Die verheirateten Kläger erhielten vom Beklagten zunächst vorläufig, später – in niedrigerer Höhe – endgültig bewilligtes Arbeitslosengeld II. Dem Konto des Klägers wurden im Februar 2016 744,46 EUR aus einer Betriebskostenabrechnung des Vermieters gutgeschrieben. Der Beklagte rechnete die Gutschrift in den Monaten März bis Juni 2016 jeweils zu einem Sechstel bei den Aufwendungen für Unterkunft und Heizung an. Die Klage und die Berufung auf höhere Leistungen für Juni 2016 waren ohne Erfolg. Mit ihrer Klage rügten die Kläger eine Verletzung von § 22 Abs. 3 SGB II.

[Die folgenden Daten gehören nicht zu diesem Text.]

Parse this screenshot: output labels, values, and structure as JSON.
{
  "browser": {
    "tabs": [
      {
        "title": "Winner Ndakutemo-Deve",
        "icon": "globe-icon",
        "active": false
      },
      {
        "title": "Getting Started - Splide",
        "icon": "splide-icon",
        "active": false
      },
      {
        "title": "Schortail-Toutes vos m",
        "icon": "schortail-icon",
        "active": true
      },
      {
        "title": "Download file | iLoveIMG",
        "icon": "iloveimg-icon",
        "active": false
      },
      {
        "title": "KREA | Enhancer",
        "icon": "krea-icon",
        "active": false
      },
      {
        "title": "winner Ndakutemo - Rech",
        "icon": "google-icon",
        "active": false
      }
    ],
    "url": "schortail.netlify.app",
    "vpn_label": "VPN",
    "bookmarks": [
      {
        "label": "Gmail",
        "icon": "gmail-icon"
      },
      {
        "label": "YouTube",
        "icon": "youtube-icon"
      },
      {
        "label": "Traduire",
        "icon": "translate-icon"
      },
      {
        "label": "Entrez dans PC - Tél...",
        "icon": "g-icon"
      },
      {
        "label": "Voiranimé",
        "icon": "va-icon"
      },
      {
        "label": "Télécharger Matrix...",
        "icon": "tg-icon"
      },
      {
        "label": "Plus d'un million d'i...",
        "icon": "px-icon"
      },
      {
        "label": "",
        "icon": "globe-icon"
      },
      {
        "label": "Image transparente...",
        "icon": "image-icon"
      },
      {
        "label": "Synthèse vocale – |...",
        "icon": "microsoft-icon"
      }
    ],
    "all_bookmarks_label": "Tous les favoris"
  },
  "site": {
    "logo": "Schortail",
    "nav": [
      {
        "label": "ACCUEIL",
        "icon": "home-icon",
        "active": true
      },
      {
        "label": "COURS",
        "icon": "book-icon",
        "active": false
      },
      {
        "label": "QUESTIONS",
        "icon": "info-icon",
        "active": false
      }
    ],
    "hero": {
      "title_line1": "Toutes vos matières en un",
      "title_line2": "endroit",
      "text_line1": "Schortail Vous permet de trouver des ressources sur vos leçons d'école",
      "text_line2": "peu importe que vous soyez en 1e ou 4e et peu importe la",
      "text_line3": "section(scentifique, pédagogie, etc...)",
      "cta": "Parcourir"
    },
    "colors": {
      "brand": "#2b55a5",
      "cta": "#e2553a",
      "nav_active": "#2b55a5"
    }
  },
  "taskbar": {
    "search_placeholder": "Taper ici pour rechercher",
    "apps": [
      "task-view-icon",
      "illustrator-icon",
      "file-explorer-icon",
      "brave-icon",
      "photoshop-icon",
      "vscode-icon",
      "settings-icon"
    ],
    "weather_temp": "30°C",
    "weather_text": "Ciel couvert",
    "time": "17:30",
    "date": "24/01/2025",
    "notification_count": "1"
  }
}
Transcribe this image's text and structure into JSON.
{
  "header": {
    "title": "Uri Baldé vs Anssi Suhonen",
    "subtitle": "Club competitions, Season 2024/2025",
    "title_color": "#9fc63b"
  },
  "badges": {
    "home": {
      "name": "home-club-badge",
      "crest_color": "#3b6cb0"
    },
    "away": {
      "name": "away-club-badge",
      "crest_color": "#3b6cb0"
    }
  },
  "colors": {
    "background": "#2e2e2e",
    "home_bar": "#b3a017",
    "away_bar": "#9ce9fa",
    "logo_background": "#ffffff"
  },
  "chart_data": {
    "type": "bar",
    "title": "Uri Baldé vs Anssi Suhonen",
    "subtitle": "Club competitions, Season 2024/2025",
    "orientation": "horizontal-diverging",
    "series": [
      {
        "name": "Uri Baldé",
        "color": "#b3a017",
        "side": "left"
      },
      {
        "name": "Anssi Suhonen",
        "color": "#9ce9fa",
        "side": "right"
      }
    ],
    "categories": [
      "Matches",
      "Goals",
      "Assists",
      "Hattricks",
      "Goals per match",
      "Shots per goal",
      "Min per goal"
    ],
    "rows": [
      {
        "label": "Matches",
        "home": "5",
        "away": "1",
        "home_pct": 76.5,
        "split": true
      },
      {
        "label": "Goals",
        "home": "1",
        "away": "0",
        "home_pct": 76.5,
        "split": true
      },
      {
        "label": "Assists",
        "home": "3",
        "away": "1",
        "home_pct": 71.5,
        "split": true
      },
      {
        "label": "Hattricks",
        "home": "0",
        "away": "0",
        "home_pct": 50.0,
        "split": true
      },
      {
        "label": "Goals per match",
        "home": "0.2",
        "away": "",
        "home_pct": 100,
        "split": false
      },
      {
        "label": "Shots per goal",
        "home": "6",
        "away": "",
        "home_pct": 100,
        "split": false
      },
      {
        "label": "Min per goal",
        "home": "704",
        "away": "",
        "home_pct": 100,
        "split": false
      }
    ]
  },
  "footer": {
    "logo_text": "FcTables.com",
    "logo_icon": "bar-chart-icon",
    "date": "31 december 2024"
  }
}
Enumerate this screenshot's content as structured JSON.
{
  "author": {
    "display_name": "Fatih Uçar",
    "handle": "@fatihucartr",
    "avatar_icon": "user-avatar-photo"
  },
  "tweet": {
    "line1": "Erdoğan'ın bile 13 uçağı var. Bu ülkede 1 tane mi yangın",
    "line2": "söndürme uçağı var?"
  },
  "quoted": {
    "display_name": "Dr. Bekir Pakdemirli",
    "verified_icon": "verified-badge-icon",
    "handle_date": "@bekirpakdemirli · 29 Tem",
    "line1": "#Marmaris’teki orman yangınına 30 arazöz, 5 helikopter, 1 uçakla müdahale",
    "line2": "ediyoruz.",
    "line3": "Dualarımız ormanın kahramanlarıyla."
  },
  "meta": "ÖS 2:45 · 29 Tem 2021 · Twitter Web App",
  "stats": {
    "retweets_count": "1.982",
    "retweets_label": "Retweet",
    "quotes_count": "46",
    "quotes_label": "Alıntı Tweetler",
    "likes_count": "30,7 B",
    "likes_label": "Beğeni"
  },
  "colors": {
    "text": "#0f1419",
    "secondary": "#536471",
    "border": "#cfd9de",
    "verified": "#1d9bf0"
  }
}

Nach § 22 Abs. 3 Hs. 1 SGB II werden dem Bedarf für Unterkunft und Heizung zuzuordnende Rückzahlungen und Guthaben im Monat nach der Rückzahlung oder Gutschrift von den Aufwendungen für Unterkunft und Heizung abgezogen. Hiervon ausgenommen sind Rückzahlungen für Haushaltsenergie und nicht anerkannte Aufwendungen für Unterkunft und Heizung, § 22 Abs. 3 Hs. 2 SGB II. Verbleibt ein Restbetrag, wird dieser im folgenden Monat vollständig auf die Unterkunfts- und Heizungsaufwendungen angerechnet. Allgemein für die Anrechnung einmaliger Einnahmen bestimmt § 11 Abs. 3 S. 2 SGB II, dass diese im Monat des Zuflusses angerechnet werden. Im Folgemonat werden sie angerechnet, wenn sie für den Zuflussmonat bereits gewährt wurden, § 11 Abs. 3 S. 3 SGB II. Bei Wegfall des Leistungsanspruchs infolge der vollständigen Anrechnung der einmaligen Einnahme wird diese gleichmäßig auf sechs Monate verteilt und je Monat zu 1/6 angerechnet, § 11 Abs. 3 S. 4 SGB II.
Das BSG sah (Rn 28–35 der Urteilsgründe) für die Verteilung des Betriebskostenguthabens auf sechs Monate keine Rechtsgrundlage. Die Einkommensanrechnung von unterkunftsbezogenen Rückzahlungen und Guthaben werde durch die abschließende Sonderregelung in § 22 Abs. 3 SGB II ausgeschlossen. Die Regelung soll nicht die Entlastung des Bundes, sondern der kommunalen Träger, die für die Unterkunftskosten aufzukommen haben, sicherstellen (BT-Drucks 16/1699, S. 26 f.). Dies stehe der Verteilung nach § 11 Abs. 3 SGB II entgegen. Dessen Anwendung folge weder aus dem Wortlaut noch aus dem Zweck von § 22 Abs. 3 SGB II. Dagegen spreche auch die Gesetzessystematik von § 22 Abs. 3 SGB II, nach der Rückzahlungen und Gutschriften i.S. dieser Vorschrift nur die Kosten für Unterkunft und Heizung mindern. Der Anwendung von § 11 Abs. 3 SGB II stünde weiterhin der enge Zusammenhang mit § 11b Abs. 1 S. 2 SGB II entgegen.
Hinweis:
Nach § 11b Abs. 1 S. 2 SGB II sind die nach § 11b Abs. 1 S. 1 SGB II abzusetzenden Beträge für auf das Einkommen zu entrichtende Steuern, Pflichtbeiträge zur Sozialversicherung und zur Arbeitsförderung, mit der Erzielung des Einkommens verbundene Ausgaben und der Zusatzabsetzungsbetrag bei einer Erwerbstätigkeit vor der Verteilung nach § 11 Abs. 3 S. 4 SGB II abzusetzen.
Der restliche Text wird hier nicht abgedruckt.